The Birds Directive relates to the ‘conservation of all species of naturally occurring birds in the wild state in the European territory of the Member states’ (Art. 1). Articles 3 and 4 of the Directive contain provisions for habitat protection: establishment of Special Protection Areas (SPA) for endangered species from Annex 1 Birds Directive (Art. 4) as well as the preservation, maintenance and re-establishment measures for protected areas (Art. 3). Articles 5 through 9 contain provisions for species protection: prohibition to kill or capture birds, destroy or damage to their nests and eggs, disturb birds, sell birds or parts of birds. As an exception species from Annex II may be hunted under national legislation. Derogation from species protection is only allowed under the limited requirements of art. 9.
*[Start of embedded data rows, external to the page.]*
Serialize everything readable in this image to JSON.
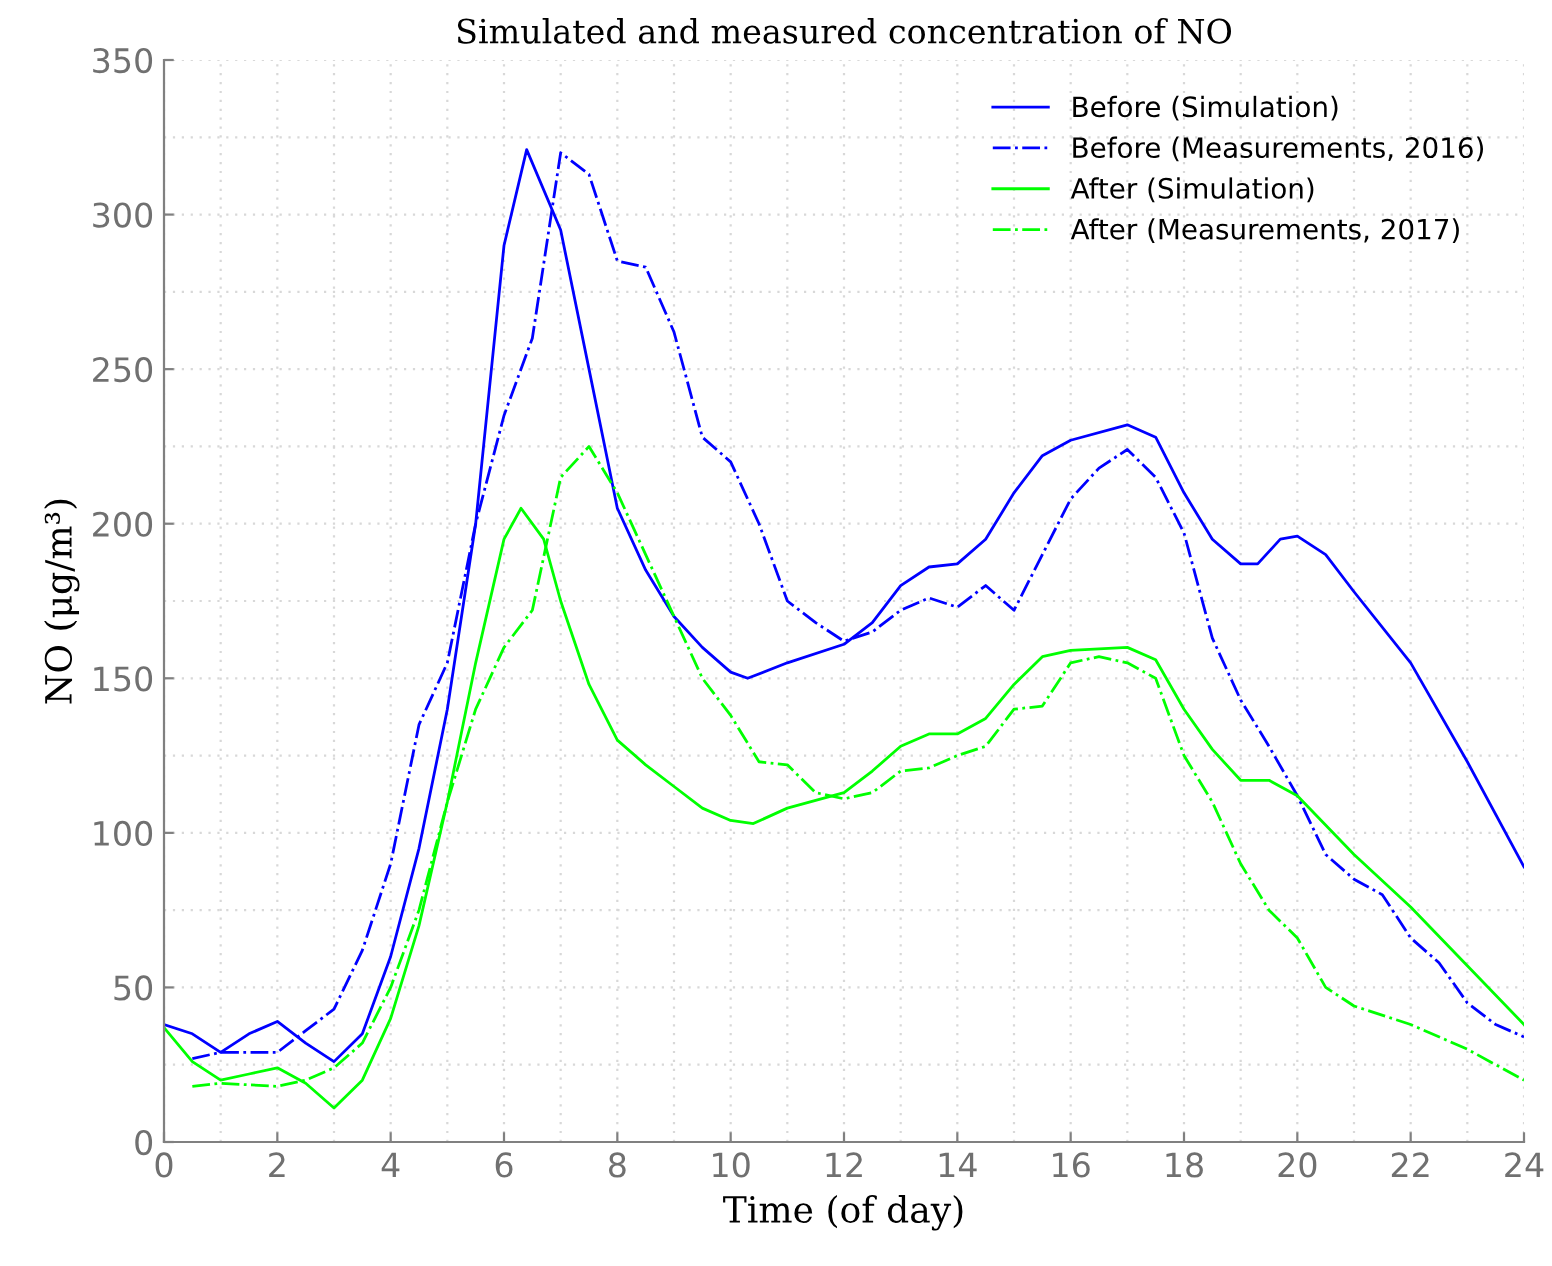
{
  "chart_data": {
    "type": "line",
    "title": "Simulated and measured concentration of NO",
    "xlabel": "Time (of day)",
    "ylabel": "NO (μg/m³)",
    "xlim": [
      0,
      24
    ],
    "xticks": [
      0,
      2,
      4,
      6,
      8,
      10,
      12,
      14,
      16,
      18,
      20,
      22,
      24
    ],
    "ylim": [
      0,
      350
    ],
    "yticks": [
      0,
      50,
      100,
      150,
      200,
      250,
      300,
      350
    ],
    "grid": true,
    "legend": "top right",
    "marker": "none",
    "series": [
      {
        "name": "Before (Simulation)",
        "color": "#0000ff",
        "line_style": "solid",
        "x": [
          0,
          0.5,
          1,
          1.5,
          2,
          2.5,
          3,
          3.5,
          4,
          4.5,
          5,
          5.5,
          6,
          6.4,
          7,
          7.5,
          8,
          8.5,
          9,
          9.5,
          10,
          10.3,
          11,
          12,
          12.5,
          13,
          13.5,
          14,
          14.5,
          15,
          15.5,
          16,
          17,
          17.5,
          18,
          18.5,
          19,
          19.3,
          19.7,
          20,
          20.5,
          21,
          22,
          23,
          24
        ],
        "values": [
          38,
          35,
          29,
          35,
          39,
          32,
          26,
          35,
          60,
          95,
          140,
          200,
          290,
          321,
          295,
          250,
          205,
          185,
          170,
          160,
          152,
          150,
          155,
          161,
          168,
          180,
          186,
          187,
          195,
          210,
          222,
          227,
          232,
          228,
          210,
          195,
          187,
          187,
          195,
          196,
          190,
          178,
          155,
          123,
          89
        ]
      },
      {
        "name": "Before (Measurements, 2016)",
        "color": "#0000ff",
        "line_style": "dashdot",
        "x": [
          0.5,
          1,
          2,
          2.5,
          3,
          3.5,
          4,
          4.5,
          5,
          5.5,
          6,
          6.5,
          7,
          7.5,
          8,
          8.5,
          9,
          9.5,
          10,
          10.5,
          11,
          11.5,
          12,
          12.5,
          13,
          13.5,
          14,
          14.5,
          15,
          15.5,
          16,
          16.5,
          17,
          17.5,
          18,
          18.5,
          19,
          19.5,
          20,
          20.5,
          21,
          21.5,
          22,
          22.5,
          23,
          23.5,
          24
        ],
        "values": [
          27,
          29,
          29,
          36,
          43,
          62,
          90,
          135,
          155,
          200,
          235,
          260,
          320,
          313,
          285,
          283,
          262,
          228,
          220,
          200,
          175,
          168,
          162,
          165,
          172,
          176,
          173,
          180,
          172,
          190,
          208,
          218,
          224,
          215,
          197,
          163,
          143,
          128,
          112,
          93,
          85,
          80,
          66,
          58,
          45,
          38,
          34
        ]
      },
      {
        "name": "After (Simulation)",
        "color": "#00ff00",
        "line_style": "solid",
        "x": [
          0,
          0.5,
          1,
          1.5,
          2,
          2.5,
          3,
          3.5,
          4,
          4.5,
          5,
          5.5,
          6,
          6.3,
          6.7,
          7,
          7.5,
          8,
          8.5,
          9,
          9.5,
          10,
          10.4,
          11,
          12,
          12.5,
          13,
          13.5,
          14,
          14.5,
          15,
          15.5,
          16,
          17,
          17.5,
          18,
          18.5,
          19,
          19.5,
          20,
          21,
          22,
          23,
          24
        ],
        "values": [
          37,
          26,
          20,
          22,
          24,
          19,
          11,
          20,
          40,
          70,
          110,
          155,
          195,
          205,
          195,
          175,
          148,
          130,
          122,
          115,
          108,
          104,
          103,
          108,
          113,
          120,
          128,
          132,
          132,
          137,
          148,
          157,
          159,
          160,
          156,
          140,
          127,
          117,
          117,
          112,
          93,
          76,
          57,
          38
        ]
      },
      {
        "name": "After (Measurements, 2017)",
        "color": "#00ff00",
        "line_style": "dashdot",
        "x": [
          0.5,
          1,
          2,
          2.5,
          3,
          3.5,
          4,
          4.5,
          5,
          5.5,
          6,
          6.5,
          7,
          7.5,
          8,
          8.5,
          9,
          9.5,
          10,
          10.5,
          11,
          11.5,
          12,
          12.5,
          13,
          13.5,
          14,
          14.5,
          15,
          15.5,
          16,
          16.5,
          17,
          17.5,
          18,
          18.5,
          19,
          19.5,
          20,
          20.5,
          21,
          22,
          23,
          24
        ],
        "values": [
          18,
          19,
          18,
          20,
          24,
          32,
          50,
          75,
          110,
          140,
          160,
          172,
          215,
          225,
          210,
          190,
          170,
          150,
          138,
          123,
          122,
          113,
          111,
          113,
          120,
          121,
          125,
          128,
          140,
          141,
          155,
          157,
          155,
          150,
          125,
          110,
          90,
          75,
          66,
          50,
          44,
          38,
          30,
          20
        ]
      }
    ]
  }
}
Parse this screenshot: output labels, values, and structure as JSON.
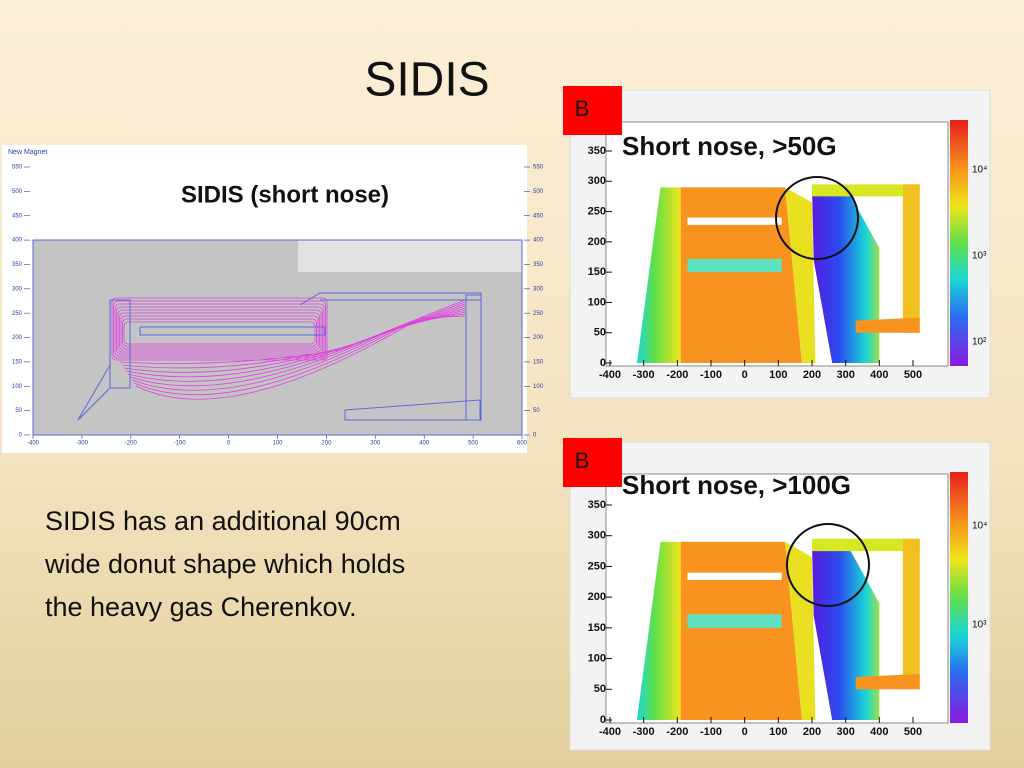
{
  "title": "SIDIS",
  "left_panel": {
    "label": "New Magnet",
    "caption": "SIDIS (short nose)",
    "yticks": [
      0,
      50,
      100,
      150,
      200,
      250,
      300,
      350,
      400,
      450,
      500,
      550
    ],
    "xticks": [
      -400,
      -300,
      -200,
      -100,
      0,
      100,
      200,
      300,
      400,
      500,
      600
    ]
  },
  "body_text": [
    "SIDIS has an additional 90cm",
    "wide donut shape which holds",
    "the heavy gas Cherenkov."
  ],
  "plots": [
    {
      "badge": "B",
      "caption": "Short nose, >50G",
      "yticks": [
        0,
        50,
        100,
        150,
        200,
        250,
        300,
        350
      ],
      "xticks": [
        -400,
        -300,
        -200,
        -100,
        0,
        100,
        200,
        300,
        400,
        500
      ],
      "colorbar_labels": [
        "10⁴",
        "10³",
        "10²"
      ]
    },
    {
      "badge": "B",
      "caption": "Short nose, >100G",
      "yticks": [
        0,
        50,
        100,
        150,
        200,
        250,
        300,
        350
      ],
      "xticks": [
        -400,
        -300,
        -200,
        -100,
        0,
        100,
        200,
        300,
        400,
        500
      ],
      "colorbar_labels": [
        "10⁴",
        "10³"
      ]
    }
  ]
}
The aim of the Habitats Directive is to ‘contribute towards ensuring biodiversity through the conservation of natural habitats of wild flora and fauna in the European territory of the Member states’ (Art. 1). Articles 3 to 11 and Annexes I to III contain provisions for habitat protection. Within 3 years of the notification of the Directive, each Member State shall propose a list of sites indicating habitat types in Annex I and species in Annex II (Art. 4 par. 1). Within 6 years of the notification of the Directive, the Commission in agreement with each Member State will establish the list of Sites of Community Importance drawn from the Member States’ list of proposed sites (Art. 4 par. 2-3). Within at most 6 years of the establishment of the list of sites, the Member States shall designate that site as a Special Area of Conservation (SAC) (Art. 4 par. 4).


By far the most far-reaching provisions of the Habitats Directive are found in Article 6. Paragraph 1 requires the Member states to establish the necessary conservation measures in SACs, involving if need be, a management plan. Paragraph 2 obliges the Member States to take appropriate steps to avoid the deterioration of natural habitats and the habitats of species as well as disturbance of the species in SACs.


Paragraphs 3 and 4 introduced the so-called ‘habitat assessment’. Paragraph 3 requires an appropriate assessment for any plan or project not directly connected with or necessary to the management of the Natura 2000 site but likely to have a significant effect thereon. Competent authorities shall only agree to a project in the absence of negative effect. Paragraph 4 stipulates that, in case of a negative assessment of the implications for the site and in the absence of alternative solutions, a plan or project must nevertheless be carried out for imperative reasons of overriding public interest, including those of a social or economic nature, the Member State shall take all compensatory measures necessary to ensure that the overall coherence of Natura 2000 is protected. It shall inform the Commission of the compensatory measures adopted.


Habitat assessment also applies to SPAs designated under Birds Directive, thereby replacing Art. 4 par. 4 of the Birds Directive. Furthermore, provisions of art. 6 Habitats Directive (including appropriate assessment) apply to Sites of Community Importance as soon as they are established by the European Commission according to art. 4 par. 4.


Articles 12 to 16 and Annex IV to VI of the Habitats Directive contain provision for species protection. Strict protection applies to animal species listed in the Annexes and prohibits capture hunting, disturbance, deliberate destruction or taking of eggs, deterioration or destruction of breeding sites or resting places. Derogation from prohibition is allowed for imperative reasons of overriding public interest, and hunting is subject to restrictions. Some species and areas in the Annexes are indicated as priority species and habitats. These are endangered species that require special protection measures.


The Habitat Directive provides for the creation of a coherent European biodiversity network Natura 2000, which includes the SAC classified under the Birds directive and SPA classified under the Habitat Directive.